Cette fois la chose était sérieuse. Je me mis à la meurtrière de droite, Luba à celle de gauche, et ensemble nous fîmes feu. Quatre coups de fusil chargé de gros plomb haché firent dans la foule l’effet du canon. Au moment même quelqu’un sauta dans la chambre où nous nous trouvions. Les assiégeants avaient enfoncé la fenêtre du côté de la cour, et Luba, en se retournant, vit Jadeski, une hache à la main. Vite, elle tira le pistolet de sa ceinture et le braqua sur lui. Il tomba sur le dos avec un grand cri. Un homme qui allait monter prit la fuite. Luba avait mis le pied sur Jadeski et brandissait une houe.
— Laisse-le vivre ! lui dis-je.
Tandis que nous barrions de nouveau la fenêtre, il rampa, en s’aidant des pieds et des mains, dans une autre chambre où il resta étendu sur le flanc.
Ainsi l’assaut était heureusement repoussé ; Luba avait même fait un prisonnier. Je sortis sur le balcon et ne fus pas médiocrement satisfait en voyant que tous ceux qui étaient tombés avaient pu se relever et s’en allaient clopin-clopant en gémissant et fort ensanglantés. Soudain, un coup de feu qui m’était destiné brisa une vitre. Je me retirai précipitamment. On tirait de tous côtés sur la maison. Nous répondîmes à ce feu. Le combat dura une heure, après quoi les agresseurs, se lassant, firent demander des renforts au gouvernement du cercle.
Jusqu’à l’arrivée de ce secours militaire, le siège continua : des gardes entourèrent ma maison et occupèrent les puits ; on espérait me forcer à capituler, faute d’eau et de nourriture. Nous attendîmes la nuit ; lorsqu’elle fut bien sombre, je dis à Salomon Zanderer :
— Je vais t’ouvrir la porte de derrière ; gagne un lieu sûr et emmène le blessé, qui autrement pourrait mourir ici.
— Je ne vous quitte pas, répondit mon Juif.
— Si je te dis que nous sommes hors de danger, repris-je, tu croiras bien que c’est la vérité.

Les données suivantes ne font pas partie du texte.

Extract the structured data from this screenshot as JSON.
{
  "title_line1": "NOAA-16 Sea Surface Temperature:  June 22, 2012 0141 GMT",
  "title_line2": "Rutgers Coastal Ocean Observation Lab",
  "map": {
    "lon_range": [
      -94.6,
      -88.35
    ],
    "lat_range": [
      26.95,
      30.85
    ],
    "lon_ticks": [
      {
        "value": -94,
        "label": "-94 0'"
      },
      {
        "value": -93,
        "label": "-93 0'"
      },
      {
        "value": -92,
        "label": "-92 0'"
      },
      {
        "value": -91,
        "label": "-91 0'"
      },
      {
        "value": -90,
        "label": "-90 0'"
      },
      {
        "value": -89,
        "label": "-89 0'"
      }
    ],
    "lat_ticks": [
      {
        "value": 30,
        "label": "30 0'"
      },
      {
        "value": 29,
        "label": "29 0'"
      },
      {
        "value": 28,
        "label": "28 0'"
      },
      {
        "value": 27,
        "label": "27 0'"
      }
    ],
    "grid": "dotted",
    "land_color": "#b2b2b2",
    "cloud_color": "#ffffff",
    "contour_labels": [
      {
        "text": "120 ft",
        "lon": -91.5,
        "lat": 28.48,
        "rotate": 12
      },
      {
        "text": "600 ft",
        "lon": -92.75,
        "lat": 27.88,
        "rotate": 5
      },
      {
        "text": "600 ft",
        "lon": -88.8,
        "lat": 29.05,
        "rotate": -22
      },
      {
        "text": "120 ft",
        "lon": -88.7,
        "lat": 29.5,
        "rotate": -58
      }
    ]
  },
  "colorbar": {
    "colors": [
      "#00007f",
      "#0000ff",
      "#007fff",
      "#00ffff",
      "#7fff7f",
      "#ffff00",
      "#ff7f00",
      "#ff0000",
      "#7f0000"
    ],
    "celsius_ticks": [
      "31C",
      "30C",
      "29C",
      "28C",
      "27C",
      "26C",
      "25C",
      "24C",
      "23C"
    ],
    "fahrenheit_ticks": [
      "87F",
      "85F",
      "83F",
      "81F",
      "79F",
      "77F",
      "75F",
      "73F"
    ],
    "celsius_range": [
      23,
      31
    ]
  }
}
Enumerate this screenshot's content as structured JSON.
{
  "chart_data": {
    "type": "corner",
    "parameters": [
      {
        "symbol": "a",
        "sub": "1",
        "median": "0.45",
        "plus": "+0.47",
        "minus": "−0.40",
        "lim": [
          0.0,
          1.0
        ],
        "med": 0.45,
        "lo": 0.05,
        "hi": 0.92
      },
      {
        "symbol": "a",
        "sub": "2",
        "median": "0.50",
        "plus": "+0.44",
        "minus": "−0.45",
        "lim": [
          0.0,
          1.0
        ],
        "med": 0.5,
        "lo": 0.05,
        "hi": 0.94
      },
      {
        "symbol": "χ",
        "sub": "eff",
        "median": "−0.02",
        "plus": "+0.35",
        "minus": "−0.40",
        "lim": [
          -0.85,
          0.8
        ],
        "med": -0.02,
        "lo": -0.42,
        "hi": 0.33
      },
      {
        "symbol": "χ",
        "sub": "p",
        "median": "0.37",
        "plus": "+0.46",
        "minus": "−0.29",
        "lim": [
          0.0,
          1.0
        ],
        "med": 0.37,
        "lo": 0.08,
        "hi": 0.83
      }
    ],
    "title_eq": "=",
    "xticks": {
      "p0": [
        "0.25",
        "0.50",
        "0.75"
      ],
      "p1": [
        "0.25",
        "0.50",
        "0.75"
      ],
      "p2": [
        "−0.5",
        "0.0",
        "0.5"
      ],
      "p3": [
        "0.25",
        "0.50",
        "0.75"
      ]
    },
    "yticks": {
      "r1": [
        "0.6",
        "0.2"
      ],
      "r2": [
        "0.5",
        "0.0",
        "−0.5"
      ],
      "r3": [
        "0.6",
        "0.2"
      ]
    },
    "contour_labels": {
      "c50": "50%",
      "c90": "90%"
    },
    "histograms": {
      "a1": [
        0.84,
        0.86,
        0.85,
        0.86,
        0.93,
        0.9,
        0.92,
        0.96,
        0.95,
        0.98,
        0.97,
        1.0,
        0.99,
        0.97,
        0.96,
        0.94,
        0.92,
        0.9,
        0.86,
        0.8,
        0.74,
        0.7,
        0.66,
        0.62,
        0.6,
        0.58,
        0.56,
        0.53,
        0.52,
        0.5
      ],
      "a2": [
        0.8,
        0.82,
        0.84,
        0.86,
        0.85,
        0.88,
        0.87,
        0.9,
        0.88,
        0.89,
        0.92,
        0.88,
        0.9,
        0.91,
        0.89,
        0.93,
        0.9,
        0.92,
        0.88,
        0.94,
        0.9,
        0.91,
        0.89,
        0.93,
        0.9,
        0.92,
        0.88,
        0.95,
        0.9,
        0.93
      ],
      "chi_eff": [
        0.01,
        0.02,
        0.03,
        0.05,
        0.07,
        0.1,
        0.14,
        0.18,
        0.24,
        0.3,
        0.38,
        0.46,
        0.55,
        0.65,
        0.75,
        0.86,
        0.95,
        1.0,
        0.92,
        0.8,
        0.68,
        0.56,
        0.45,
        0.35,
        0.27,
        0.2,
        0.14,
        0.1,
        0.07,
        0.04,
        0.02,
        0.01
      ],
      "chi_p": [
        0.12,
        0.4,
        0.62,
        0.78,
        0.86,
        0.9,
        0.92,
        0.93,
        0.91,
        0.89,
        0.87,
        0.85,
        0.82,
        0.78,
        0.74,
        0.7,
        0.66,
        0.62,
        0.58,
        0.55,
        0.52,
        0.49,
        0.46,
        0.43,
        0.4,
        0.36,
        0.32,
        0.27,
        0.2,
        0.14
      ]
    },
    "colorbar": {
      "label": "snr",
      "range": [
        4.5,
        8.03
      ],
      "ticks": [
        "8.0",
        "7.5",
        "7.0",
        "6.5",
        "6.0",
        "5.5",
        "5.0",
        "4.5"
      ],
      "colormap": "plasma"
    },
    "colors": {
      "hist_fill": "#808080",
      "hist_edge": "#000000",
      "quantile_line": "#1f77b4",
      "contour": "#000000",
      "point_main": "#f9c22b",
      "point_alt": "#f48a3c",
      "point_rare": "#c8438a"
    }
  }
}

Obéis donc, tu n’as pas le droit de t’exposer davantage ; songe que tu as une femme, des enfants. Allons, va-t’en !
Salomon poussa un long soupir, puis il se prosterna en pleurant devant ma femme et lui baisa les pieds. Il me baisa aussi les mains. J’ouvris la porte. Il traîna Jadeski dehors :
— Que Dieu vous protège ! cria-t-il encore dans la cour d’une voix entrecoupée.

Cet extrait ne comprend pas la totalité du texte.